Yong Li, Ph.D., associate professor of biochemistry and molecular biology, and his research team led by postdoctoral fellows Xiaodong Ma and Munish Kumar found that the removal of a non-coding RNA molecule known as MicroRNA 21 suppressed the formation of skin tumors in mice. This molecule - abbreviated as miR-21 - was targeted for study because of its presence in human cancer formation, Li said.

"In virtually all types of cancer, miR-21 is found to be present at elevated levels," Li said. "We believe it is essential to the growth of cancers."

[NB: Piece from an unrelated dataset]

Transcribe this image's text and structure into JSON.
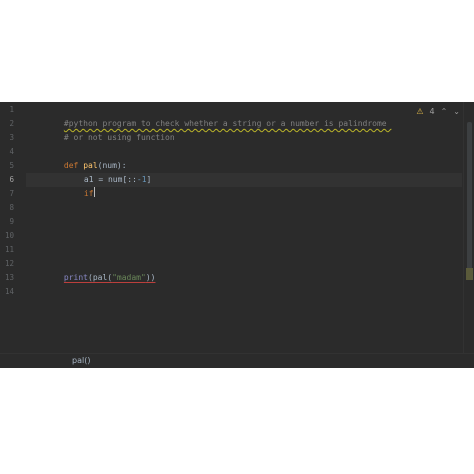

Two groups of mice - 18 with miR-21 removed and a control group of 23 with miR-21 intact - were studied after skin tumors known as papillomas were induced with a heavy dose of a carcinogen. The group without miR-21 had just 1.5 tumors per mouse after 30 weeks as compared to 2.5 tumors per mouse in the control group. Moreover, one of the mice without miR-21 was tumor-free at the end of the study.

"Our work leads us to believe that miR-21 ablation (removal) increases the body's own tumor suppressing ability to hold back tumors," Li said. "The cancer research community is increasingly aware the importance of the surroundings around tumor cells. Our ongoing study of miR-21 involves looking at how this molecule contributes to tumor environment."

The study's funding indicates the serendipitous aspect of bench science, Li said, because it was not funded by a cancer research agency or organization but in part by the American Heart Association and the UofL Diabetes and Obesity Center.

"We began our work in 2008 with the hypothesis that miR-21 plays a role in cardiovascular disease and diabetes," he said. "However, our research and reports from other groups suggest it does not, although we are continuing our work in these areas.

"Funding basic research is important because you never know where science will take you. It is clear from our research that miR-21 is taking us a bit closer to understanding tumor formation."